Friday, Feb. 21, 1964

Commandos in the City

"God operates in the events and movements of men, and the task of Christianity is to get where the action is, to get where the decisions are being made." So argues the Rev. Donald L. Benedict, 46, who is general director of one of the nation's liveliest and most progressive Protestant institutions: the nondenominational Chicago City Missionary Society.

Set up as a charitable foundation in 1882, the society today is a kind of spiritual commando unit, experimenting with new tactics of evangelism on the battleground of the Inner City. It has taken over, integrated and kept alive a dozen Protestant churches that threatened to close up shop when whites-only neighborhoods turned into Negro slums. Its West Side Christian Parish consists of three storefront chapels in a Negro district, one run by a dozen laymen and a minister who live together in shared poverty on a welfare-scale budget. Another society-sponsored church cheerfully operates out of a former bar.

Ethics & Ideology. The society is constantly finding new ways to provide service to the world as well as service at the altar. For Chicago's growing population of Mexicans and Puerto Ricans, it operates a neighborhood house, complete with medical and dental clinics and a job-referral program. It set a team of educators to writing new Sunday-school texts that would fit the educational and cultural backgrounds of impoverished urban children. The society's mission extends to all levels of the city: it sponsors a middle-income housing program, backs a thriving Christian drama group, has two workers on the staff of big corporations studying the relationship of Christian ethics to business ideology.
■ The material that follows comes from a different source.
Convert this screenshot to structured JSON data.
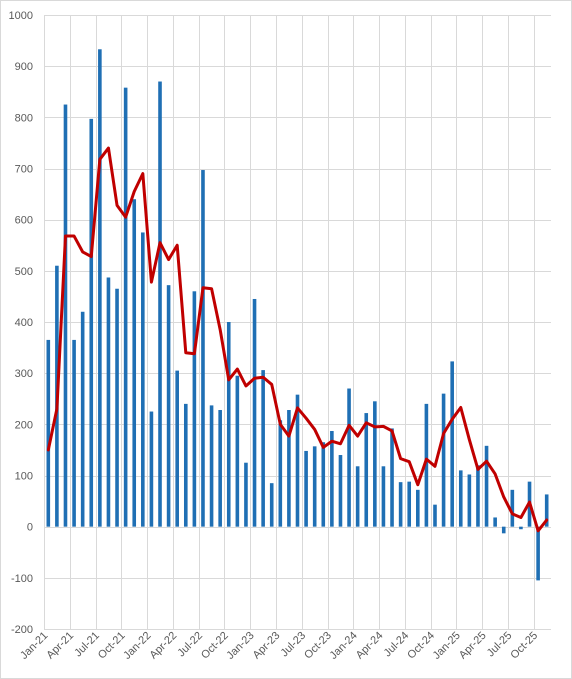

Many of these programs were dreamed up by Don Benedict, a burly, energetic United Church of Christ minister who has been impresario of the society's operations since 1960. A graduate of Albion College in Michigan and Manhattan's Union Theological Seminary, Benedict served two penitentiary terms during World War II for failing to register for the draft. Eventually he found his ardent pacificism giving way to a conviction that the Allied cause was just, and he ended up the war as an Army sergeant on Iwo Jima. After the war, Benedict was one of the founders of Manhattan's now famous East Harlem Protestant Parish, spent six years establishing mission churches in Cleveland slums before he was called to Chicago.

Jazz & Comedians. Not all church men approve Benedict's try-anything approach to evangelism, and a few of the society's ambitious projects have, in fact, ended in failure--notably, a citywide ministry to Chicago's teen-age gangs. But Benedict believes that Christianity stands in as great a need of reformation today as it did in Luther's time, and that the church must be willing to attempt new ways of serving the world. While technology and industrialization change the face of society, the church remains trapped in a parish structure that dates from about the 8th century. In certain urban areas, Benedict would like to abandon the idea of the parish as a geographical unit, instead set up small, cell-like units of people linked by intellectual or professional interests.

"We may have to discard this medieval service on Sunday morning," he warns. "Who says that this is the best way to communicate the Christian faith?" In future urban liturgies, Benedict foresees, Bach and plain song may give way to hymns in jazz tempo, and King James Version prose to spiritual reading drawn from secular writers, including comedians.

The new missions of the church, Benedict argues, will have to be carried on by laymen, who do most of the society's work now and conduct many of its religious services. While the clergy "are stuck in residential enclaves of wives and children," Christian laymen face the real challenge of leading the church "from pietism to servanthood." In Benedict's view, a hard ethical decision made by a dedicated Christian in business or politics can be a form of prayer. As he told a group of Canadian laymen at a meeting last fall: "You know what the world is like far more than we clergymen do."